2月8日、東証のTOPIX先物取引のシステムで障害が発生し、後場の取引が中止となりました。今のところ、復旧の見込みは立っていません。以下、ロイター・ニュースからの抜粋です。
[東京 8日 ロイター] 東京証券取引所は8日、派生売買システムの障害について、原因はプログラム上のトラブルとの見方を示した。また、週明けのTOPIX先物3月限売買再開については、現時点で見通しがたっていないとしている。
東証は8日の前引け後、派生売買システムに障害が発生し、復旧の見込みが立たないとして、TOPIX先物2008年3月限の売買を後場から終日停止した。

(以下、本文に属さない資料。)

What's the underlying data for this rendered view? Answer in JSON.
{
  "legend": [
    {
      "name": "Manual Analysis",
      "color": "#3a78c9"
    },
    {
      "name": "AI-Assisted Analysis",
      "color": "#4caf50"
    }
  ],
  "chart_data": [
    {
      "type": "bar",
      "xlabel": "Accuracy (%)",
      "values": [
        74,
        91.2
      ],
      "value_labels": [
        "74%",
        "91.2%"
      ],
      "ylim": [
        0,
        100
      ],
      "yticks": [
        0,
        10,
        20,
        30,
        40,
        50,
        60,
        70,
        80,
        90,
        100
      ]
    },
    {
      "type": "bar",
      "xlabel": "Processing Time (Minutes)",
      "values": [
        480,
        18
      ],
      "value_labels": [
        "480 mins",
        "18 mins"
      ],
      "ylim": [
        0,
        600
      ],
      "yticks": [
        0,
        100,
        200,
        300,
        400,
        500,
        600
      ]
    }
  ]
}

記者会見した東証の広瀬IT企画部長によると、障害の原因については「ベンダーの富士通(6702.T: 株価, ニュース, レポート)とともに究明を急いでいるが、特定するには至っていない。何らかのプログラム上のトラブルだ」として・・・
ハードウェアのトラブルならバックアップが取れるので障害が発生しても、バックアップを運用することによって障害から立ち直ることが可能です。しかし、今回はプログラムのトラブルであり、バックアップによる再起動が通用しないので、問題が長引いています。不幸中の幸いなのは明日から三連休なことです。三連休中の回復に期待したいところです。
ところで、今回障害が発生したTOPIX先物取引のシステムを開発したのは富士通です。そして、現在使われている東証の株式売買システムを開発したのも富士通です。この株式売買システムは、2005年11月1日にプログラムのミスで売買が停止したことがあります(現在は修正済み)。

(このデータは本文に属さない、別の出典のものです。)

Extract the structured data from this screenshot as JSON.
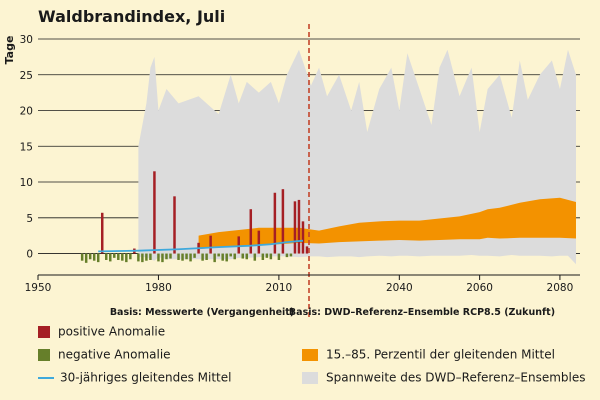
{
  "colors": {
    "positive": "#a51f24",
    "negative": "#667f2a",
    "mean_line": "#3fa9dc",
    "percentile_band": "#f39200",
    "ensemble_range": "#dcdcdc",
    "divider": "#c4452b",
    "background": "#fcf4d2"
  },
  "chart_data": {
    "type": "bar",
    "title": "Waldbrandindex, Juli",
    "ylabel": "Tage",
    "xlabel": "",
    "xlim": [
      1950,
      2085
    ],
    "ylim": [
      -3,
      30
    ],
    "xticks": [
      1950,
      1980,
      2010,
      2040,
      2060,
      2080
    ],
    "yticks": [
      0,
      5,
      10,
      15,
      20,
      25,
      30
    ],
    "grid": true,
    "divider_year": 2017.5,
    "basis_past": "Basis: Messwerte (Vergangenheit)",
    "basis_future": "Basis: DWD–Referenz–Ensemble RCP8.5 (Zukunft)",
    "anomalies": {
      "years": [
        1961,
        1962,
        1963,
        1964,
        1965,
        1966,
        1967,
        1968,
        1969,
        1970,
        1971,
        1972,
        1973,
        1974,
        1975,
        1976,
        1977,
        1978,
        1979,
        1980,
        1981,
        1982,
        1983,
        1984,
        1985,
        1986,
        1987,
        1988,
        1989,
        1990,
        1991,
        1992,
        1993,
        1994,
        1995,
        1996,
        1997,
        1998,
        1999,
        2000,
        2001,
        2002,
        2003,
        2004,
        2005,
        2006,
        2007,
        2008,
        2009,
        2010,
        2011,
        2012,
        2013,
        2014,
        2015,
        2016,
        2017
      ],
      "values": [
        -1,
        -1.3,
        -0.8,
        -1,
        -1.2,
        5.7,
        -0.9,
        -1.1,
        -0.6,
        -0.9,
        -1,
        -1.2,
        -0.8,
        0.7,
        -1.1,
        -1.2,
        -1,
        -0.9,
        11.5,
        -1.1,
        -1.2,
        -0.8,
        -0.7,
        8,
        -0.9,
        -1,
        -0.8,
        -1.1,
        -0.6,
        1.5,
        -1,
        -0.9,
        2.5,
        -1.2,
        -0.4,
        -1,
        -1.1,
        -0.4,
        -0.8,
        2.4,
        -0.7,
        -0.8,
        6.2,
        -1,
        3.2,
        -0.9,
        -0.6,
        -0.8,
        8.5,
        -0.9,
        9,
        -0.5,
        -0.4,
        7.3,
        7.5,
        4.5,
        1
      ]
    },
    "mean_line": {
      "x": [
        1965,
        1975,
        1985,
        1995,
        2003,
        2008,
        2012,
        2016
      ],
      "y": [
        0.3,
        0.4,
        0.6,
        0.9,
        1.1,
        1.3,
        1.6,
        1.8
      ]
    },
    "ensemble_range": {
      "x": [
        1975,
        1977,
        1978,
        1979,
        1980,
        1982,
        1985,
        1990,
        1995,
        1998,
        2000,
        2002,
        2005,
        2008,
        2010,
        2012,
        2015,
        2018,
        2020,
        2022,
        2025,
        2028,
        2030,
        2032,
        2035,
        2038,
        2040,
        2042,
        2045,
        2048,
        2050,
        2052,
        2055,
        2058,
        2060,
        2062,
        2065,
        2068,
        2070,
        2072,
        2075,
        2078,
        2080,
        2082,
        2084
      ],
      "upper": [
        15,
        21,
        26,
        27.5,
        20,
        23,
        21,
        22,
        19.5,
        25,
        21,
        24,
        22.5,
        24,
        21,
        25,
        28.5,
        23.5,
        26,
        22,
        25,
        20,
        24,
        17,
        23,
        26,
        20,
        28,
        23,
        18,
        26,
        28.5,
        22,
        26,
        17,
        23,
        25,
        19,
        27,
        21.5,
        25,
        27,
        23,
        28.5,
        25
      ],
      "lower": [
        -0.5,
        -0.5,
        -0.8,
        -1,
        -0.5,
        -0.8,
        -0.8,
        -0.8,
        -0.8,
        -0.8,
        -0.6,
        -0.6,
        -0.5,
        -0.4,
        -0.4,
        -0.4,
        -0.5,
        -0.4,
        -0.4,
        -0.5,
        -0.4,
        -0.4,
        -0.5,
        -0.4,
        -0.3,
        -0.4,
        -0.3,
        -0.3,
        -0.4,
        -0.3,
        -0.3,
        -0.3,
        -0.3,
        -0.2,
        -0.3,
        -0.3,
        -0.4,
        -0.2,
        -0.3,
        -0.3,
        -0.3,
        -0.4,
        -0.3,
        -0.3,
        -1.5
      ]
    },
    "percentile_band": {
      "x": [
        1990,
        1995,
        2000,
        2005,
        2010,
        2015,
        2020,
        2025,
        2030,
        2035,
        2040,
        2045,
        2050,
        2055,
        2060,
        2062,
        2065,
        2070,
        2075,
        2080,
        2084
      ],
      "upper": [
        2.5,
        3,
        3.3,
        3.6,
        3.6,
        3.6,
        3.2,
        3.8,
        4.3,
        4.5,
        4.6,
        4.6,
        4.9,
        5.2,
        5.8,
        6.2,
        6.4,
        7.1,
        7.6,
        7.8,
        7.2
      ],
      "lower": [
        0.6,
        0.9,
        1,
        1.2,
        1.3,
        1.5,
        1.4,
        1.6,
        1.7,
        1.8,
        1.9,
        1.8,
        1.9,
        2,
        2,
        2.2,
        2.1,
        2.2,
        2.2,
        2.2,
        2.1
      ]
    }
  },
  "legend": {
    "positive": "positive Anomalie",
    "negative": "negative Anomalie",
    "mean": "30-jähriges gleitendes Mittel",
    "percentile": "15.–85. Perzentil der gleitenden Mittel",
    "range": "Spannweite des DWD–Referenz–Ensembles"
  }
}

また、東証の株式売買システムは、2006年1月18日、ライブドアショックによる売買件数の急増に耐えられず14:40に全銘柄の取引を停止しました。東証はこのライブドアショックでの失態を教訓として、次世代システムの開発に着手しています。
2009年後半の稼働を目指す次世代売買システム開発の入札に勝利したのは富士通です。ITproの記事によると、次世代売買システムはOS=Linuxとサーバー「PRIMEQUEST」の組み合わせで開発されているとのことです。今回障害を起こしたTOPIX先物のシステムもLinuxとPRIMEQUESTで開発されたものです。
個人的には、東証は次世代システムの開発で日立を選ぶべきだったと考えています。
実は今回障害を起こした富士通のTOPIX先物取引システムですが2008年1月15日から稼動を開始したものです。それ以前に稼動していたTOPIX先物取引システムは日立製でした。日立製のシステムで今回のような大きなトラブルは聞いたことがありません。
また、大阪証券取引所のヘラクレスという市場は2006年2月26日まで富士通開発の取引システムを使っていました。このシステムの末期は情報配信や注文約定の遅延を頻繁に起こしていたものです。2006年2月27日からヘラクレスの取引システムは日立製になり改善されました。ヘラクレスは、現行の東証のシステムより高速な注文処理を実現しています。